Adoro il sushi, in tutte le sue forme. E’ leggero, facilmente digeribile e molto gustoso. Ogni tanto lo preparo a casa ma, devo dire la verità, è talmente laborioso da fare che preferisco andare al ristorante, me lo godo di più. Mi consola il fatto che anche i giapponesi scelgono di mangiarlo nei sushi bar.

Il kanji che rappresenta il termine sushi ?? apparve per la prima volta nell’ VIII secolo d.C. I due caratteri significano “pesce conservato” e “pesce fermentato nel riso e sale”.

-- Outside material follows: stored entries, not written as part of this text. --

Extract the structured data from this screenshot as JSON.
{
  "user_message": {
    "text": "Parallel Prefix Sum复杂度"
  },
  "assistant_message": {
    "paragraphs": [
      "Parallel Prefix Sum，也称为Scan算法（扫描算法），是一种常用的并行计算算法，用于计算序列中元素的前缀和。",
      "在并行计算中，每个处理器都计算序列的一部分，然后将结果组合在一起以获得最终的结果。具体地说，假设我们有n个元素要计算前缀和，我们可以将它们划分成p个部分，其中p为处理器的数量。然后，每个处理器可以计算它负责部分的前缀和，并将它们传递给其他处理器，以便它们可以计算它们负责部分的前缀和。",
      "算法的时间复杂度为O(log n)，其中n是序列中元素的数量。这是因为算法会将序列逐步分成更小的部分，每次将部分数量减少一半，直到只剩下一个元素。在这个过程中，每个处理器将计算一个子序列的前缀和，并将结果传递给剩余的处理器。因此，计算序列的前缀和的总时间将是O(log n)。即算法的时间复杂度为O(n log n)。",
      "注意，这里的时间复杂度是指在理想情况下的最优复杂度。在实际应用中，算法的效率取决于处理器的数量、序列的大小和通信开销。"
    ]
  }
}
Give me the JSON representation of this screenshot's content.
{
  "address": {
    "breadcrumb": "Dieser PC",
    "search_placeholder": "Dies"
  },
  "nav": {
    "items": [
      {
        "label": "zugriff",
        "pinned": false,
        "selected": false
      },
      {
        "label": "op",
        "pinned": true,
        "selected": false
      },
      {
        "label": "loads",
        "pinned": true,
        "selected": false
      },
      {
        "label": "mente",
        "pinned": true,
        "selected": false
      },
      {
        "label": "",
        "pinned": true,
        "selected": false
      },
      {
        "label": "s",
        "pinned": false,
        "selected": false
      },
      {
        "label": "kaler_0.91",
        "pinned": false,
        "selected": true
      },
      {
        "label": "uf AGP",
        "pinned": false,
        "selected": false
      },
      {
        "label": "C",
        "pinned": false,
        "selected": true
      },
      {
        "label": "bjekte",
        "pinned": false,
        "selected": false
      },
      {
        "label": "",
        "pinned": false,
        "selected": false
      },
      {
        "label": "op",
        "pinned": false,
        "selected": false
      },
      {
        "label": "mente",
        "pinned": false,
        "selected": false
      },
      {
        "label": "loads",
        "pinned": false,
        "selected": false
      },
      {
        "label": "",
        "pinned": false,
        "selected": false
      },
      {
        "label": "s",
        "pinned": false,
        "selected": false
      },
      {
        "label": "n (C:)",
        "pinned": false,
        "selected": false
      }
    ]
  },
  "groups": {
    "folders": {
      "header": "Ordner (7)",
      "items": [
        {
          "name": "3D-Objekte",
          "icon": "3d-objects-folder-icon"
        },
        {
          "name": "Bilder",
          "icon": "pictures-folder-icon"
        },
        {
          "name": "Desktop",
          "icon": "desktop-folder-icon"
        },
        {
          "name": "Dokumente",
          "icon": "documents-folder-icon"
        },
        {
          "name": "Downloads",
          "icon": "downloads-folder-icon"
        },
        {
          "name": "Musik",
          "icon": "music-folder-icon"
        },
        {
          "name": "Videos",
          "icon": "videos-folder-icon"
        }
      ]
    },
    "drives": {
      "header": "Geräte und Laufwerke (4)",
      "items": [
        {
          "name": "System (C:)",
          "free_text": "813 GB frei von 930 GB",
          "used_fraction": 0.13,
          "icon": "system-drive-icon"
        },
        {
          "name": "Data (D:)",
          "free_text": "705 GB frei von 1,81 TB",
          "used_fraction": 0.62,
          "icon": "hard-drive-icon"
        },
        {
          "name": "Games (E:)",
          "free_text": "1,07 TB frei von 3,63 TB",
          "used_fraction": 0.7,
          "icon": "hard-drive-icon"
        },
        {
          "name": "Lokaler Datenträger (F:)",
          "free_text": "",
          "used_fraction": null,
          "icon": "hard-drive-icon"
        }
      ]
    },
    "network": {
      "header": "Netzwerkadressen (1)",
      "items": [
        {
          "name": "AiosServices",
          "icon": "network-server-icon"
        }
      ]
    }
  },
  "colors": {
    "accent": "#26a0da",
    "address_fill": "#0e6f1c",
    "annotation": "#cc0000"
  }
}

Il pesce conservato sotto riso veniva inviato, come contributo fiscale, a Kyoto, che allora era la capitale del Giappone. Con il trasferimento del nuovo governo da Kyoto a Edo (l’attuale Tokyo) e l’istituzione di una forte struttura politica si volle incrementare la produzione di riso. Si rese così necessario l’introduzione di nuovi prodotti derivati dal riso, come l’aceto, uno degli ingredienti per condire il riso che accompagna i filetti di pesce.

Hanaya Yohei all’inizio dell’ottocento propose per la prima volta il sushi nella forma in cui oggi possiamo apprezzarlo ovvero preparato a mano e non più pressato in apposite scatole di legno che fino ad allora veniva offerto ai clienti e che aveva lunghi tempi di preparazione.

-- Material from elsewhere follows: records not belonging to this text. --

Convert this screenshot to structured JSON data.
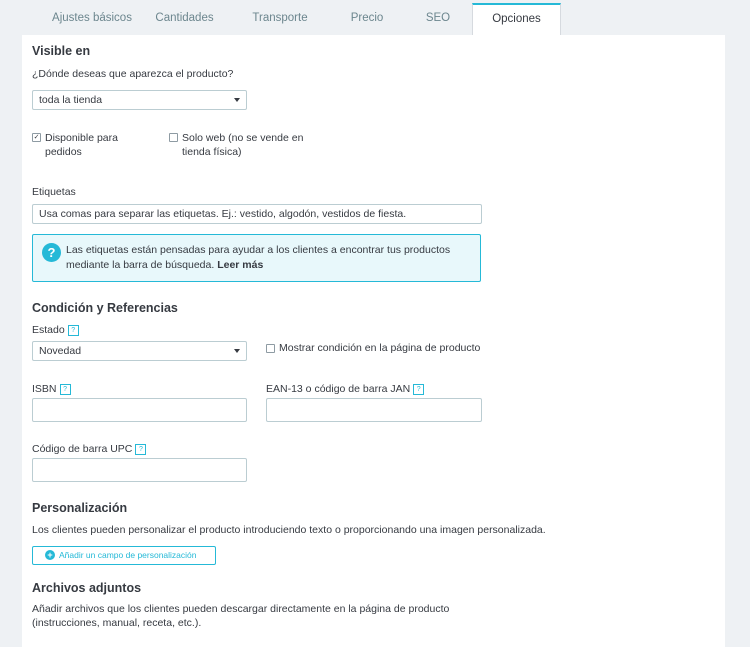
{
  "tabs": [
    {
      "label": "Ajustes básicos",
      "active": false
    },
    {
      "label": "Cantidades",
      "active": false
    },
    {
      "label": "Transporte",
      "active": false
    },
    {
      "label": "Precio",
      "active": false
    },
    {
      "label": "SEO",
      "active": false
    },
    {
      "label": "Opciones",
      "active": true
    }
  ],
  "visibility": {
    "heading": "Visible en",
    "question": "¿Dónde deseas que aparezca el producto?",
    "selected": "toda la tienda",
    "available_line1": "Disponible para",
    "available_line2": "pedidos",
    "available_checked": true,
    "web_only_line1": "Solo web (no se vende en",
    "web_only_line2": "tienda física)",
    "web_only_checked": false
  },
  "tags": {
    "label": "Etiquetas",
    "placeholder": "Usa comas para separar las etiquetas. Ej.: vestido, algodón, vestidos de fiesta.",
    "help_text": "Las etiquetas están pensadas para ayudar a los clientes a encontrar tus productos mediante la barra de búsqueda.",
    "help_link": "Leer más"
  },
  "condition": {
    "heading": "Condición y Referencias",
    "state_label": "Estado",
    "state_selected": "Novedad",
    "show_condition_label": "Mostrar condición en la página de producto",
    "isbn_label": "ISBN",
    "ean_label": "EAN-13 o código de barra JAN",
    "upc_label": "Código de barra UPC",
    "help_glyph": "?"
  },
  "customization": {
    "heading": "Personalización",
    "description": "Los clientes pueden personalizar el producto introduciendo texto o proporcionando una imagen personalizada.",
    "add_button": "Añadir un campo de personalización"
  },
  "attachments": {
    "heading": "Archivos adjuntos",
    "description_line1": "Añadir archivos que los clientes pueden descargar directamente en la página de producto",
    "description_line2": "(instrucciones, manual, receta, etc.)."
  },
  "colors": {
    "accent": "#25b9d7",
    "text": "#363a41",
    "muted": "#6c868e",
    "alert_bg": "#e8f8fb"
  }
}
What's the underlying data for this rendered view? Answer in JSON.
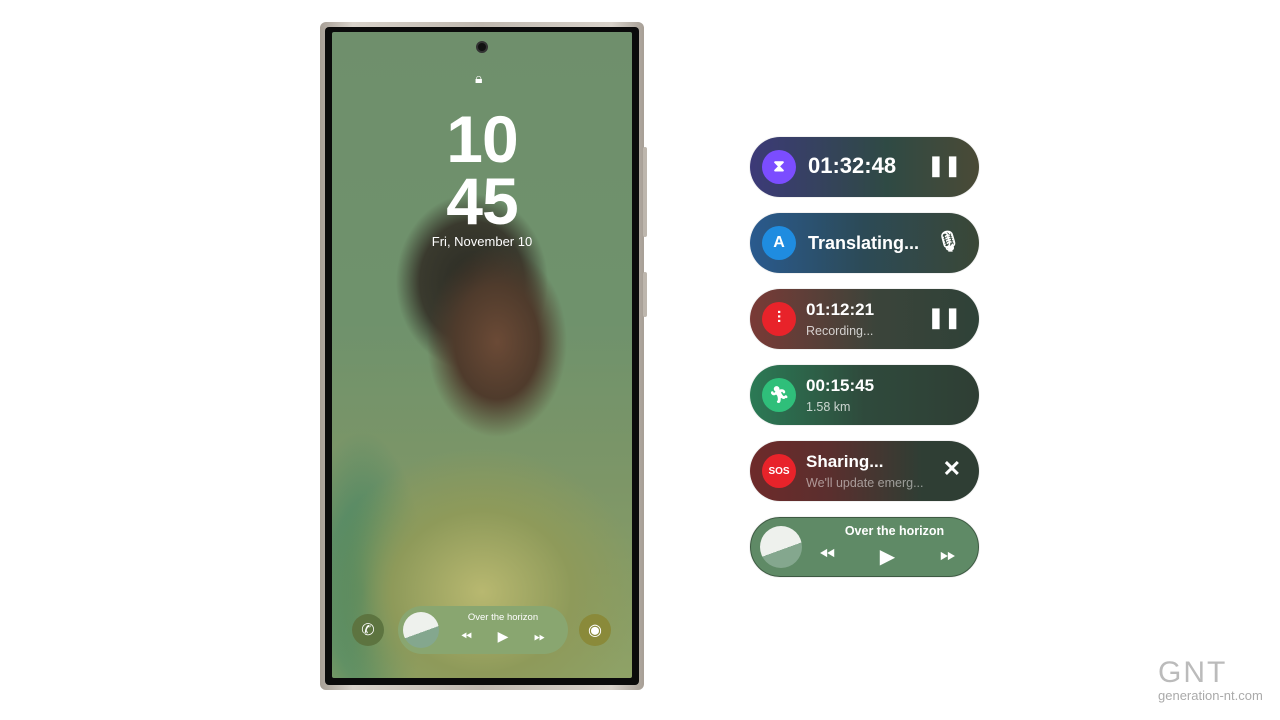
{
  "lockscreen": {
    "hour": "10",
    "minute": "45",
    "date": "Fri, November 10",
    "media": {
      "title": "Over the horizon",
      "album_art_text": "OVER THE HORIZON"
    },
    "left_shortcut": "phone-icon",
    "right_shortcut": "camera-icon"
  },
  "now_bar": [
    {
      "type": "timer",
      "title": "01:32:48",
      "icon": "hourglass-icon",
      "action": "pause-icon",
      "icon_color": "#7b4dff"
    },
    {
      "type": "translate",
      "title": "Translating...",
      "icon": "translate-icon",
      "action": "microphone-icon",
      "icon_color": "#1f8ce0"
    },
    {
      "type": "recording",
      "title": "01:12:21",
      "subtitle": "Recording...",
      "icon": "waveform-icon",
      "action": "pause-icon",
      "icon_color": "#e8232a"
    },
    {
      "type": "exercise",
      "title": "00:15:45",
      "subtitle": "1.58 km",
      "icon": "running-icon",
      "action": "",
      "icon_color": "#2fbf7a"
    },
    {
      "type": "sos",
      "title": "Sharing...",
      "subtitle": "We'll update emerg...",
      "icon": "sos-icon",
      "action": "close-icon",
      "icon_color": "#e8232a"
    },
    {
      "type": "media",
      "title": "Over the horizon",
      "album_art_text": "OVER THE HORIZON"
    }
  ],
  "watermark": {
    "brand": "GNT",
    "site": "generation-nt.com"
  }
}
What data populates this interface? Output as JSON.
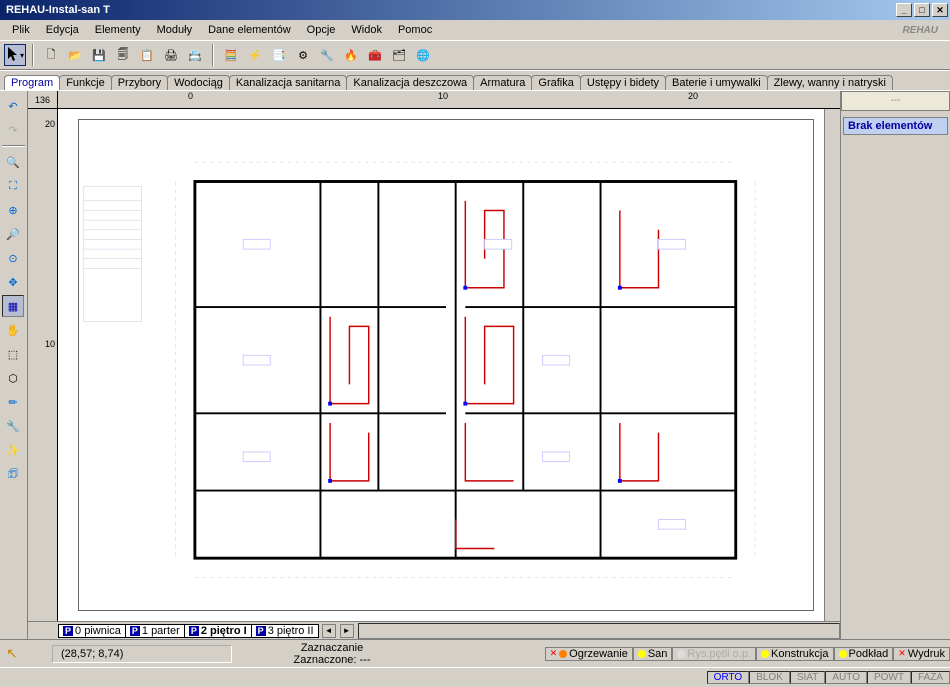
{
  "title": "REHAU-Instal-san T",
  "menus": [
    "Plik",
    "Edycja",
    "Elementy",
    "Moduły",
    "Dane elementów",
    "Opcje",
    "Widok",
    "Pomoc"
  ],
  "brand": "REHAU",
  "toolbar": {
    "cursor": "▸",
    "new": "🗋",
    "open": "📂",
    "save": "💾",
    "saveas": "🗐",
    "copy": "📋",
    "print": "🖨",
    "preview": "📇",
    "calc": "🧮",
    "flash": "⚡",
    "list": "📑",
    "opts": "⚙",
    "opts2": "🔧",
    "fire": "🔥",
    "tools": "🧰",
    "mod": "🗂",
    "web": "🌐"
  },
  "tabs": [
    "Program",
    "Funkcje",
    "Przybory",
    "Wodociąg",
    "Kanalizacja sanitarna",
    "Kanalizacja deszczowa",
    "Armatura",
    "Grafika",
    "Ustępy i bidety",
    "Baterie i umywalki",
    "Zlewy, wanny i natryski"
  ],
  "activeTab": 0,
  "leftTools": {
    "undo": "↶",
    "redo": "↷",
    "zoomIn": "🔍",
    "zoomArea": "⛶",
    "zoomPlus": "⊕",
    "zoomAll": "🔎",
    "zoomFit": "⊙",
    "center": "✥",
    "ortho": "▦",
    "pan": "✋",
    "selRect": "⬚",
    "selPoly": "⬡",
    "measure": "✏",
    "pipe": "🔧",
    "explode": "✨",
    "layers": "🗊"
  },
  "ruler": {
    "corner": "136",
    "h": [
      "0",
      "10",
      "20"
    ],
    "v": [
      "20",
      "10"
    ]
  },
  "rightPanel": {
    "header": "---",
    "tab": "Brak elementów"
  },
  "sheets": [
    {
      "p": "P",
      "name": "0 piwnica"
    },
    {
      "p": "P",
      "name": "1 parter"
    },
    {
      "p": "P",
      "name": "2 piętro I"
    },
    {
      "p": "P",
      "name": "3 piętro II"
    }
  ],
  "activeSheet": 2,
  "legend": [
    {
      "c": "#ff8000",
      "t": "Ogrzewanie",
      "x": "✕"
    },
    {
      "c": "#ffff00",
      "t": "San",
      "x": ""
    },
    {
      "c": "#c0c0c0",
      "t": "Rys.pętli o.p.",
      "x": ""
    },
    {
      "c": "#ffff00",
      "t": "Konstrukcja",
      "x": ""
    },
    {
      "c": "#ffff00",
      "t": "Podkład",
      "x": ""
    },
    {
      "c": "#c0c0c0",
      "t": "Wydruk",
      "x": "✕"
    }
  ],
  "modes": [
    {
      "t": "ORTO",
      "on": true
    },
    {
      "t": "BLOK",
      "on": false
    },
    {
      "t": "SIAT",
      "on": false
    },
    {
      "t": "AUTO",
      "on": false
    },
    {
      "t": "POWT",
      "on": false
    },
    {
      "t": "FAZA",
      "on": false
    }
  ],
  "info": {
    "coords": "(28,57; 8,74)",
    "mode": "Zaznaczanie",
    "sel": "Zaznaczone: ---"
  }
}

Il Giappone è il Paese dei riti e delle tradizioni ed il suo popolo è molto cortese ed educato ma anche piuttosto formale, perciò è bene conoscere il comportamento da tenere quando si entra in un sushi bar.

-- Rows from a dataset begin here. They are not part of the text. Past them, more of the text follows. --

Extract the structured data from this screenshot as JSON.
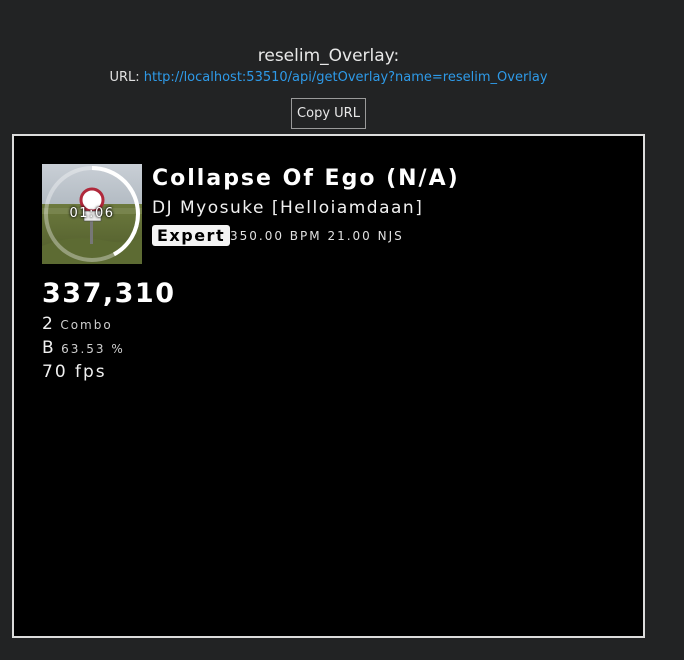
{
  "header": {
    "overlay_name": "reselim_Overlay:",
    "url_label": "URL:",
    "url": "http://localhost:53510/api/getOverlay?name=reselim_Overlay",
    "copy_button_label": "Copy URL"
  },
  "overlay": {
    "timer": "01:06",
    "song_title": "Collapse Of Ego (N/A)",
    "artist_mapper": "DJ Myosuke [Helloiamdaan]",
    "difficulty": "Expert",
    "bpm_njs": "350.00 BPM 21.00 NJS",
    "score": "337,310",
    "combo_value": "2",
    "combo_label": "Combo",
    "rank": "B",
    "accuracy": "63.53 %",
    "fps": "70 fps",
    "song_progress": 0.42
  },
  "colors": {
    "page_background": "#222324",
    "link": "#2e9ae8",
    "preview_background": "#000000",
    "preview_border": "#dcdcdc",
    "difficulty_badge": "#f4f4f4"
  },
  "icons": {
    "cover": "album-cover-image",
    "progress_ring": "song-progress-ring"
  }
}
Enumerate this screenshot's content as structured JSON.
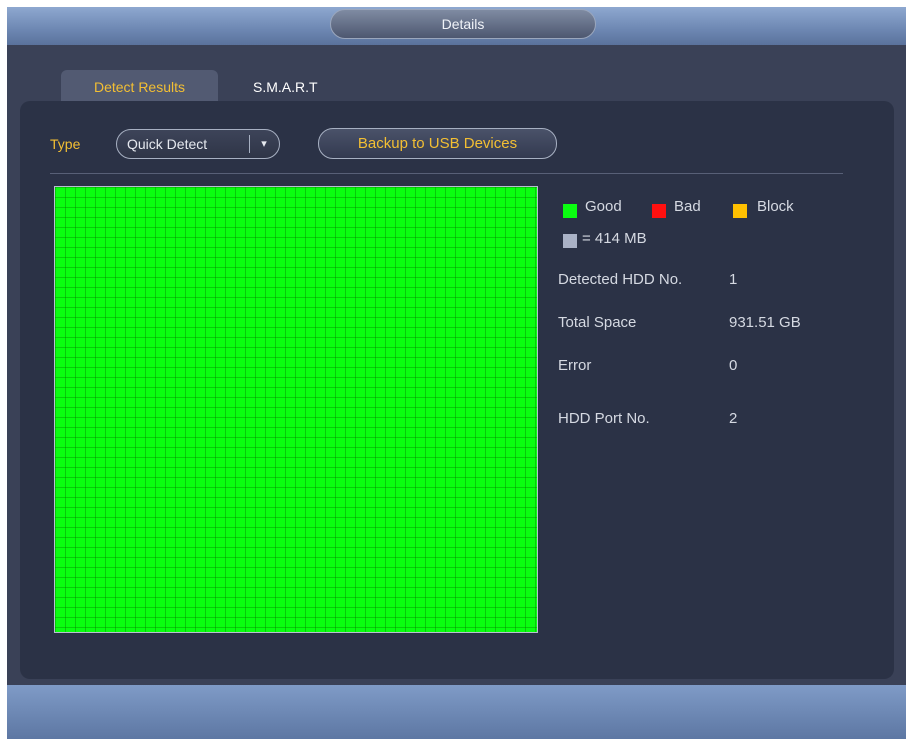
{
  "window": {
    "title": "Details"
  },
  "tabs": [
    {
      "label": "Detect Results",
      "active": true
    },
    {
      "label": "S.M.A.R.T",
      "active": false
    }
  ],
  "toolbar": {
    "type_label": "Type",
    "type_value": "Quick Detect",
    "backup_button": "Backup to USB Devices"
  },
  "legend": {
    "good": {
      "label": "Good",
      "color": "#0afe10"
    },
    "bad": {
      "label": "Bad",
      "color": "#ff1010"
    },
    "block": {
      "label": "Block",
      "color": "#ffc000"
    },
    "unit": {
      "label": "= 414 MB",
      "color": "#aab2c6"
    }
  },
  "info": [
    {
      "label": "Detected HDD No.",
      "value": "1"
    },
    {
      "label": "Total Space",
      "value": "931.51 GB"
    },
    {
      "label": "Error",
      "value": "0"
    },
    {
      "label": "HDD Port No.",
      "value": "2"
    }
  ],
  "colors": {
    "accent": "#f3bf33",
    "panel": "#2b3246",
    "window": "#3a4157",
    "title": "#6d87b2"
  }
}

  • Sollevare la ciotola all’altezza della bocca e non, al contrario, piegarsi verso di lei utilizzando le bacchette per spingere i solidi verso di sè
  • Mangiare la fettina di zenzero con le bacchette come se fosse un assaggio e non come un’insalata
  • E’ buona maniera immergere nella salsa di soia solamente il pesce e non il riso
  • Il sushi è servito in piccoli bocconi in modo da poterli mettere in bocca con un unico movimento
  • Allo chef bisogna ordinare esclusivamente il sushi ed il sashimi, per tutto il resto bisogna rivolgersi al cameriere
  • L’asciugamano caldo che viene portato serve per pulirsi le mani prima del pasto
  • Se avete difficoltà ad utilizzare le bacchette è ammesso l’uso delle mani ma non di altri utensili
  • Se siete in un sushi bar con una persona più anziana di voi sarebbe buona cosa versare il the nella sua tazza.

Queste regole valgono in Giappone quanto in Italia ma in fondo si tratta solamente delle regole di una buona educazione.